Delayed-type hypersensitivity responses against recipient's histocompatibility antigens can occur early in the course of a graft-versus-host reaction in lethally irradiated allogeneically reconstituted mice. This reactivity could be suppressed by a single host-specific blood transfusion to the prospective donors of allogeneic spleen cells. Maximum suppression was found when the blood transfusion was given 4 or 5 days before the mice were used to reconstitute lethally irradiated hosts. Whole blood and purified white blood cells were capable of inducing suppression, whereas purified red blood cells, plasma, and serum were not. Suppression was already detectable after administration of 1 microliters of whole blood and virtually complete at a dose of 1.0 ml. Irradiation of the blood reduced but did not abrogate its capacity to induce suppression.

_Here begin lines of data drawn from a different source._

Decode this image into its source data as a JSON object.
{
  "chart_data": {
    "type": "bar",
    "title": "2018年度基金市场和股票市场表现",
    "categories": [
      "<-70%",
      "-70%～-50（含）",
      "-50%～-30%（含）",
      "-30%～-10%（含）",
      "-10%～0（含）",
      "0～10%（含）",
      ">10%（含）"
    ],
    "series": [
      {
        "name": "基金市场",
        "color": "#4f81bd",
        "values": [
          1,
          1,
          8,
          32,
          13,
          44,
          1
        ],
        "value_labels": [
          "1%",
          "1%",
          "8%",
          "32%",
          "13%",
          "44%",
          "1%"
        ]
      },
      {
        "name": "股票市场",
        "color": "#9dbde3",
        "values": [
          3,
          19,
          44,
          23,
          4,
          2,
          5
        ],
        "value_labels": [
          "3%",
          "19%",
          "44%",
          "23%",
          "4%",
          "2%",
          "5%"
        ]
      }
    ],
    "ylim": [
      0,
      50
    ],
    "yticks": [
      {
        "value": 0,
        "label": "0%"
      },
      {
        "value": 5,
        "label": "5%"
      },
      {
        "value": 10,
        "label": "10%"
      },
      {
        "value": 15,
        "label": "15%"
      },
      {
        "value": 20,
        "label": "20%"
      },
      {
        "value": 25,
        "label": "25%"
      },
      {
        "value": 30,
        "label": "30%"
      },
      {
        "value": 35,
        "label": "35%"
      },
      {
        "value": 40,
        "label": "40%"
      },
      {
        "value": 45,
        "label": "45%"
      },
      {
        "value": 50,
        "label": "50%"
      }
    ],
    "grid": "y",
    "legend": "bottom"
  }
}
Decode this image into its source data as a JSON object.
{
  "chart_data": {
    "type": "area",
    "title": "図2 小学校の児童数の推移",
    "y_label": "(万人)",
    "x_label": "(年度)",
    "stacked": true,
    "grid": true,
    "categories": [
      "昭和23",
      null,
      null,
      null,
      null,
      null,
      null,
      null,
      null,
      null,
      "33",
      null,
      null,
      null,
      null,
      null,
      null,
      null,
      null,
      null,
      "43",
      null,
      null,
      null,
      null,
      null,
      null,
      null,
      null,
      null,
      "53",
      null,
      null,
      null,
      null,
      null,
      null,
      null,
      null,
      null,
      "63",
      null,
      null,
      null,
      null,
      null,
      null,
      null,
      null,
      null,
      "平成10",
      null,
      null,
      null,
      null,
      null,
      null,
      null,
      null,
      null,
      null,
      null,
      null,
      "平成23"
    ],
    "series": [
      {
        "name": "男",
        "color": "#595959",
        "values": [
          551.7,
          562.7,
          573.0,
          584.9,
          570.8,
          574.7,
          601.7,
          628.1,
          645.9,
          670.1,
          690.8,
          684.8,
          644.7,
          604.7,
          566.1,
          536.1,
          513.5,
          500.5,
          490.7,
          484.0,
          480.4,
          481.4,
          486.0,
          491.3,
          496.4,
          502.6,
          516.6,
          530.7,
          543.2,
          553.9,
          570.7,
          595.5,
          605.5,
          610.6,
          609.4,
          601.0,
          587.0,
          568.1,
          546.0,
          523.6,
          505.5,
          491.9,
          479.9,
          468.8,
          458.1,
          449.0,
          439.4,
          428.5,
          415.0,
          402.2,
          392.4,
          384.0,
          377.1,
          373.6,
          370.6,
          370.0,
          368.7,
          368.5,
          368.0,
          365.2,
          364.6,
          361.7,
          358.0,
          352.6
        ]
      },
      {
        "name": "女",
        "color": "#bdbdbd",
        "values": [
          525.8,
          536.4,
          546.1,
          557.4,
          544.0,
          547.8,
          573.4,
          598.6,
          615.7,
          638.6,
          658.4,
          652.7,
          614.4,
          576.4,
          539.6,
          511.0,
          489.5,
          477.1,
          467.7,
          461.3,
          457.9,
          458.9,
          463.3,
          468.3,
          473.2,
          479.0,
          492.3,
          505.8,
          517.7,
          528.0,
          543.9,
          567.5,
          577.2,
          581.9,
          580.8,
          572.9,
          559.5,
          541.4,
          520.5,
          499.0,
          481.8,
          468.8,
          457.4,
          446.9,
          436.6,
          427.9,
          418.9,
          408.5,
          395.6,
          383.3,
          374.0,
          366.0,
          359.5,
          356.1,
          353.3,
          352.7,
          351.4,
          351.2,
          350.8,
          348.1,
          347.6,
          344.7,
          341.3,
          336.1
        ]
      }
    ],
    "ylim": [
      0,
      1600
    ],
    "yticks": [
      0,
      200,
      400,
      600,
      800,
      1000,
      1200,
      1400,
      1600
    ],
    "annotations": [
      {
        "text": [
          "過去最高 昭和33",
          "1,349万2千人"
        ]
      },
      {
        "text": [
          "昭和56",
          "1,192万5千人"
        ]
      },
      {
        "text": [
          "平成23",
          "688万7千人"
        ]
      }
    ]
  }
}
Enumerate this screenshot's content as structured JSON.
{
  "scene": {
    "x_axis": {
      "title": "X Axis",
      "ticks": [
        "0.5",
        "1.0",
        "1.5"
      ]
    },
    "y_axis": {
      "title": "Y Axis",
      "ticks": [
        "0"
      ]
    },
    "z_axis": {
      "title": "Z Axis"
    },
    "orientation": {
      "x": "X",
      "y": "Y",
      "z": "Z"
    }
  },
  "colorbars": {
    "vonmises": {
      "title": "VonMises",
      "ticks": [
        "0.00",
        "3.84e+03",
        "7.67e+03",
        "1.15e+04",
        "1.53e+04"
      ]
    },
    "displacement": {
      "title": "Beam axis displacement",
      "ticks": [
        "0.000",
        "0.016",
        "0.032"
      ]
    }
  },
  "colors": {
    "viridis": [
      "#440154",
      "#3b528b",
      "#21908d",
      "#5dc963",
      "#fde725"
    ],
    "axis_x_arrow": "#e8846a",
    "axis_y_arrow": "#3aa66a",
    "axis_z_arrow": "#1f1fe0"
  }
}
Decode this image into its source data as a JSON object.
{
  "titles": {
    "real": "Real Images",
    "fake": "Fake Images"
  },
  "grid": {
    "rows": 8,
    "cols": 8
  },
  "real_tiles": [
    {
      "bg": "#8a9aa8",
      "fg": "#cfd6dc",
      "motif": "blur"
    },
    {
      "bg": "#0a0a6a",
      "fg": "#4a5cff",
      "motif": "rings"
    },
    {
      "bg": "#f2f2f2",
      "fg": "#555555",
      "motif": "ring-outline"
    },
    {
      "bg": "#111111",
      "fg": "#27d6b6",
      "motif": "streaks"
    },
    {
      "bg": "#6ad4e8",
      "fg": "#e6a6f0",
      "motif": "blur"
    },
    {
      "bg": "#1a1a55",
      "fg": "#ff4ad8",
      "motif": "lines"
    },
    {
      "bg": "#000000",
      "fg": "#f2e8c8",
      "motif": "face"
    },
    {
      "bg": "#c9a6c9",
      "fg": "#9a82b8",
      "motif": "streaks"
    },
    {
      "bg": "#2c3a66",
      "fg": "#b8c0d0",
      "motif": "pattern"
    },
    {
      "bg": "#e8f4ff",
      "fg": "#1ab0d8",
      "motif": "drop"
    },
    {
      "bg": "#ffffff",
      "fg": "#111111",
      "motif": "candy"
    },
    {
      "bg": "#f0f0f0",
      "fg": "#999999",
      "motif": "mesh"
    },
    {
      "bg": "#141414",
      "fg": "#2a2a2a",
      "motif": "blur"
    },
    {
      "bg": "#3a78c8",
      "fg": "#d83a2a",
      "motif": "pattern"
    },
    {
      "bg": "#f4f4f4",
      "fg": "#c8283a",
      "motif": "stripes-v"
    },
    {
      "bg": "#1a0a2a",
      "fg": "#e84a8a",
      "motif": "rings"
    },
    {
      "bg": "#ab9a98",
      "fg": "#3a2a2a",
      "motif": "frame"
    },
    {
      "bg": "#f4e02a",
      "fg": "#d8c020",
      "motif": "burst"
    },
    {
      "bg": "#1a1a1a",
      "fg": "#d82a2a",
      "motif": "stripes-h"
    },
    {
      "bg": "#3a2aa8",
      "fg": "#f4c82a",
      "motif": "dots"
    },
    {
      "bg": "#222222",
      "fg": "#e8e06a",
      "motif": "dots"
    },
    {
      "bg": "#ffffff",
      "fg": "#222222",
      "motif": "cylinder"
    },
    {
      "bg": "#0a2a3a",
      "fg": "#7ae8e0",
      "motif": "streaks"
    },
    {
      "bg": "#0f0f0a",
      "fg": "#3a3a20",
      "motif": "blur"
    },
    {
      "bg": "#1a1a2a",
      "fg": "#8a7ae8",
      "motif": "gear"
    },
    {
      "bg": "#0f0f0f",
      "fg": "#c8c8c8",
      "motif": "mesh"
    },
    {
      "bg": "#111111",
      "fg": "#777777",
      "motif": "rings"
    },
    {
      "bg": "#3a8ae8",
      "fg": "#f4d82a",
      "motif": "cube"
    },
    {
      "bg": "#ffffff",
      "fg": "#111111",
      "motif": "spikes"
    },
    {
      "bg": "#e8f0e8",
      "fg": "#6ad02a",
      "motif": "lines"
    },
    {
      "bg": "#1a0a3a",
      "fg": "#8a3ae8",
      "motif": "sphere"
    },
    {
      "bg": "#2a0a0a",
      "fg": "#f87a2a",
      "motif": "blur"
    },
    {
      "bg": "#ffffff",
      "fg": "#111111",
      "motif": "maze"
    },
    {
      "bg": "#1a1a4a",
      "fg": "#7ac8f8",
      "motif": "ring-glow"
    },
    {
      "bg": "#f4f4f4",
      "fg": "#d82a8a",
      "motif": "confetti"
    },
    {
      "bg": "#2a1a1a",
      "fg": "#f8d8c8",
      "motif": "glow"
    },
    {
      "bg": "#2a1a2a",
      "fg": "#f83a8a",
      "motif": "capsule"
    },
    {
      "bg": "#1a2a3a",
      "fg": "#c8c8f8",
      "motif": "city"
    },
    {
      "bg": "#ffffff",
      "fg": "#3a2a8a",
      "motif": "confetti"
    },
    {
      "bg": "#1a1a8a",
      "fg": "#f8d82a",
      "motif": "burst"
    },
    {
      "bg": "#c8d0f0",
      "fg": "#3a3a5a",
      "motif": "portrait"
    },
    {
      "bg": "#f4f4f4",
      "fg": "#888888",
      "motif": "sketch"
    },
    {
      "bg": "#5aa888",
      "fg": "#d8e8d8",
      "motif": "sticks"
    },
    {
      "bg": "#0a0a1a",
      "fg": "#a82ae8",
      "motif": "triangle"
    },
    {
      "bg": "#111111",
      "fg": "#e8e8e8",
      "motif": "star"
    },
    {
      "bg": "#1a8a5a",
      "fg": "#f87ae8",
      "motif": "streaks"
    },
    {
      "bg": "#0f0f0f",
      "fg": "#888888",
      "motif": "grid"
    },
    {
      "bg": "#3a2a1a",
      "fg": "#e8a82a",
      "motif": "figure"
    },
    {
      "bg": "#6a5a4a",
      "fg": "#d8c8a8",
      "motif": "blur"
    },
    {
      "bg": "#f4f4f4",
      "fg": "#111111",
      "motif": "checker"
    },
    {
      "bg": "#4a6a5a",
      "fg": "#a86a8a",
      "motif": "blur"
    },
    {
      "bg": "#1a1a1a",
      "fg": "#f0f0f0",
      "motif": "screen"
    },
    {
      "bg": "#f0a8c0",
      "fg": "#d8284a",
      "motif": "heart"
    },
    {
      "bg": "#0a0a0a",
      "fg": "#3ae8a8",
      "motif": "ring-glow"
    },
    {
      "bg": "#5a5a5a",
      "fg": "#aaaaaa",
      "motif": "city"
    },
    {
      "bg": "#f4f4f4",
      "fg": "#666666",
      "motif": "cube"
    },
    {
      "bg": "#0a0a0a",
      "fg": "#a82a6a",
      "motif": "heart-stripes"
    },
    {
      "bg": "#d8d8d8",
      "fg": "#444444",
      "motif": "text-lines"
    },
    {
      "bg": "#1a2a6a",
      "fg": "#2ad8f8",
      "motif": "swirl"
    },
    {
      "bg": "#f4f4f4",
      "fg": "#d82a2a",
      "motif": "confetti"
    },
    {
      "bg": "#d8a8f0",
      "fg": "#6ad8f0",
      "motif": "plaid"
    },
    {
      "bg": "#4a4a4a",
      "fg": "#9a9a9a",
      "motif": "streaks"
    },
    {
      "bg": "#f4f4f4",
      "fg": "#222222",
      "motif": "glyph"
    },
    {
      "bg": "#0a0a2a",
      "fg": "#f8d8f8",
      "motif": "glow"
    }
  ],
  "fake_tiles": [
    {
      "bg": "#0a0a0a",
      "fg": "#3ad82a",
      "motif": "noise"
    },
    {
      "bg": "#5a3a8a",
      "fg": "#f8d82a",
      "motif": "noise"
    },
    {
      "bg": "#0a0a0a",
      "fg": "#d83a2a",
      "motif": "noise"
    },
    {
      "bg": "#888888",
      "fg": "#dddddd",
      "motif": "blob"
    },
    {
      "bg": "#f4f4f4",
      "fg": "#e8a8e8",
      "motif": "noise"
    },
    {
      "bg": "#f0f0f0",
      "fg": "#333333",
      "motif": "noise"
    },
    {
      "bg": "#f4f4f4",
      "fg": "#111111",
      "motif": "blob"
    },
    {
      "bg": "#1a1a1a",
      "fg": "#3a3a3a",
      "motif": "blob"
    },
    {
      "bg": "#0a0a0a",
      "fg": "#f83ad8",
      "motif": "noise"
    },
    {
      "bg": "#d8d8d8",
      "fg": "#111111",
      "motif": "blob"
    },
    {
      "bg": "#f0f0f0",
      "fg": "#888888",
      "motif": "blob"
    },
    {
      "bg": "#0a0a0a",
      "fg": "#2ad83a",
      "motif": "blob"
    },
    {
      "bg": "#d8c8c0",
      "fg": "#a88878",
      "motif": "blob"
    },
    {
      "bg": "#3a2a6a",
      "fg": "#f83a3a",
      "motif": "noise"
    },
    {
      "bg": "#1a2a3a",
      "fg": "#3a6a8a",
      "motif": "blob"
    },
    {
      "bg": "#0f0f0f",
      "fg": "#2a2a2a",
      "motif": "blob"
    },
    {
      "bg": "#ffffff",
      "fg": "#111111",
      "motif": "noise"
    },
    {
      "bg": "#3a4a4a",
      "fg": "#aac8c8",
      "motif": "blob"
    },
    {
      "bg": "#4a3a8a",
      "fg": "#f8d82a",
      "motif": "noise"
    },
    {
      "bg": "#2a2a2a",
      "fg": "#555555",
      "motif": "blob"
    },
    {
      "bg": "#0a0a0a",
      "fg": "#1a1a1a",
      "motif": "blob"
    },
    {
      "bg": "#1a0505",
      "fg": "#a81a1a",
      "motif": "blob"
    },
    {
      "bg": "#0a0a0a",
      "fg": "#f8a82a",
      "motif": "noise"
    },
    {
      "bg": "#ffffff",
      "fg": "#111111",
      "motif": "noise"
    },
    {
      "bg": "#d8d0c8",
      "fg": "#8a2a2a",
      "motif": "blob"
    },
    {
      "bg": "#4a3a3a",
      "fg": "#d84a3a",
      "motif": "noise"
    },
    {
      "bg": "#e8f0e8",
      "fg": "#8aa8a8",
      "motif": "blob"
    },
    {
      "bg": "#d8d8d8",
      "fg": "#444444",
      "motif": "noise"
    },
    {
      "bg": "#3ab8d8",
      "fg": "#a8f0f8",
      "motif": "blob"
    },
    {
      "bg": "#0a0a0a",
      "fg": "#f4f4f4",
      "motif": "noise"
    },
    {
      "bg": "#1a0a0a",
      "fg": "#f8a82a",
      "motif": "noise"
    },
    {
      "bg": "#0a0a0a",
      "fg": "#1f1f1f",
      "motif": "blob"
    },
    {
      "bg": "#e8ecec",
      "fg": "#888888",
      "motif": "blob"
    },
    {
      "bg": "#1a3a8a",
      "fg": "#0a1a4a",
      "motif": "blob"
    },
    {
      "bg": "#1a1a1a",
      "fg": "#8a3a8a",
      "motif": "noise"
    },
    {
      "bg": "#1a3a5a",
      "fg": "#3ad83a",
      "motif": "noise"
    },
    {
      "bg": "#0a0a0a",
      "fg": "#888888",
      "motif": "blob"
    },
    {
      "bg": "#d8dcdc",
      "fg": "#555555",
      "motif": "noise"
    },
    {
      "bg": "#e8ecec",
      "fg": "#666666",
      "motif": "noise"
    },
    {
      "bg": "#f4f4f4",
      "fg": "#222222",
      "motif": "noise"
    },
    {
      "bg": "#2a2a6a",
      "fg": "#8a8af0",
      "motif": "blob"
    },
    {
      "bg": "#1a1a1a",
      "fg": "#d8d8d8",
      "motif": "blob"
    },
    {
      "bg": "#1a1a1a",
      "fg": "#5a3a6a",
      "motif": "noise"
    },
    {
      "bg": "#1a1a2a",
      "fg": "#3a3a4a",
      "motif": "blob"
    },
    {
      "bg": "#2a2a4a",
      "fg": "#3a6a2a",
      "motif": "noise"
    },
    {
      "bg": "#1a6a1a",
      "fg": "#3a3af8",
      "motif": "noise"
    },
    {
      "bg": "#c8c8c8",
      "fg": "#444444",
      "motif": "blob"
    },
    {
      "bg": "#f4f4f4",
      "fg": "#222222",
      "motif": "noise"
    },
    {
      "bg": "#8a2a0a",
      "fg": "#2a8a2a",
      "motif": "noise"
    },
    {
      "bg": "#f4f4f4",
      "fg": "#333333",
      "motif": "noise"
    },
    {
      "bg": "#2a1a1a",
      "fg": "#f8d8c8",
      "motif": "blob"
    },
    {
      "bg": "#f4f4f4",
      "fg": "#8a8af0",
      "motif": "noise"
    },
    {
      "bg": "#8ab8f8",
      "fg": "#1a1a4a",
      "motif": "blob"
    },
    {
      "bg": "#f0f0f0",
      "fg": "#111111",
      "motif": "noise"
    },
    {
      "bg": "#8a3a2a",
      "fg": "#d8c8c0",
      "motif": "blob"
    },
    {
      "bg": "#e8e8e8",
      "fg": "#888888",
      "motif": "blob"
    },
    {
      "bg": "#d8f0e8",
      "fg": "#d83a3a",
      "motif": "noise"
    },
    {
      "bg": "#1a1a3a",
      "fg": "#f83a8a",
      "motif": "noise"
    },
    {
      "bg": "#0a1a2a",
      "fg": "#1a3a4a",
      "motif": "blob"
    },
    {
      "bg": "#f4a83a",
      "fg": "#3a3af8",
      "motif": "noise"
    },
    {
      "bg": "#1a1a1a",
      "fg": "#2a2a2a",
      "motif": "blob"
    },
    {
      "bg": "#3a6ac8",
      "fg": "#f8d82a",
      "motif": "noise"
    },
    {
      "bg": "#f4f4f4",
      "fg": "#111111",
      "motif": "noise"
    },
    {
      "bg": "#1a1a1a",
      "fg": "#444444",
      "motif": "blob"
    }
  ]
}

Purified B and purified T lymphocytes appeared equally effective in inducing suppression. Two helper T cells clones, a Th1 and a Th2 clone, were able to induce suppression as well. A high dose of recombinant IL-2, injected daily for 5 days after reconstitution, did not abrogate or reduce the suppression. Suppression could be induced by H-2 as well as non-H-2 alloantigens, separately or together. A pure H-2-incompatible transfusion was more effective in inducing suppression than a pure non-H-2-incompatible one. Suppression appeared to be a dominant phenomenon and was mediated by a Thy-1+, CD4+, CD8- spleen cell population. This T cell population had its origin in the transfused donor, which excludes the possible involvement of blood-derived "veto-cells."